Sara Buekens : Dans votre roman, vous opposez différents points de vue, par exemple celui de l’Occidental pour qui la chasse aux trophées est une pratique répugnante et une source de problèmes écologiques comme l’extinction des espèces animales, et celui de l’Africain pour qui l’animal sauvage constitue une menace économique et sociale concrète. On pourrait repérer ici la distinction entre l’écologisme naturaliste, qui est exclusivement centré sur l’environnement naturel, et l’écologisme social, qui s’intéresse au rapport entre la protection de la nature et les problèmes sociétaux qui pourraient y faire obstacle, comme la pauvreté, les guerres, l’instabilité politique. Comment réconcilier ces deux positions ?
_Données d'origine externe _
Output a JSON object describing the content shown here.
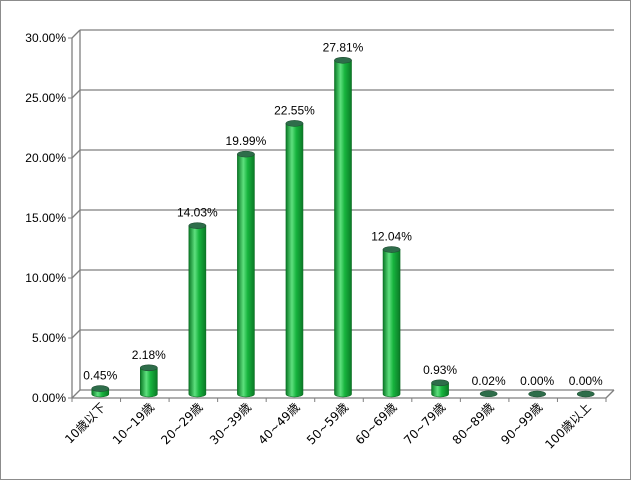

Colin Niel : Quand j’écris, je ne cherche pas à défendre quoi que ce soit, ni à réconcilier des courants de pensée entre eux : j’écris des romans, des histoires, pas des manifestes. J’essaie de mettre en scène des personnages, et ce qui m’intéresse, ce n’est pas ma pensée, ma vision du monde, c’est la leur. Le roman me parait réussi lorsque j’ai l’impression d’avoir su m’effacer derrière eux. Pour parler écologie, le roman est surtout à mon avis le lieu où les grandes idées se heurtent au réel, à l’individu et à ses contradictions. C’est le lieu des émotions, du subjectif. Ce qui m’intéresse, ce n’est pas de savoir qui a raison entre un Occidental opposé à la chasse aux trophées et un éleveur namibien dont le troupeau est menacé par un lion, ni d’essayer de les réconcilier, mais de faire vivre ces personnages avec leurs idées, leur histoire individuelle, leur culture, leurs priorités, leurs émotions. Ce n’est pas de convaincre le lecteur de quoi que ce soit, mais de l’immerger dans une réalité, si possible éloignée de la sienne, dans laquelle l’écologie se vit plus qu’elle ne se pense.

 

S.B. : Vous donnez également une voix à des animaux, comme le lion Charles, dont le lecteur apprend les pensées, qui s’expriment à travers le langage humain, dans des passages au discours indirect libre. On constate que ce lion est doté d’une mémoire et dispose d’une grande base de connaissances, même scientifiques (« Il attendit que vienne la nuit, la nuit de cet autre monde, […] celui des arbres mués en spectres échevelés, sterculias, pachypodiums, cyphostemmas »). Ne craignez-vous pas de tomber ainsi dans le piège de l’anthropomorphisme ?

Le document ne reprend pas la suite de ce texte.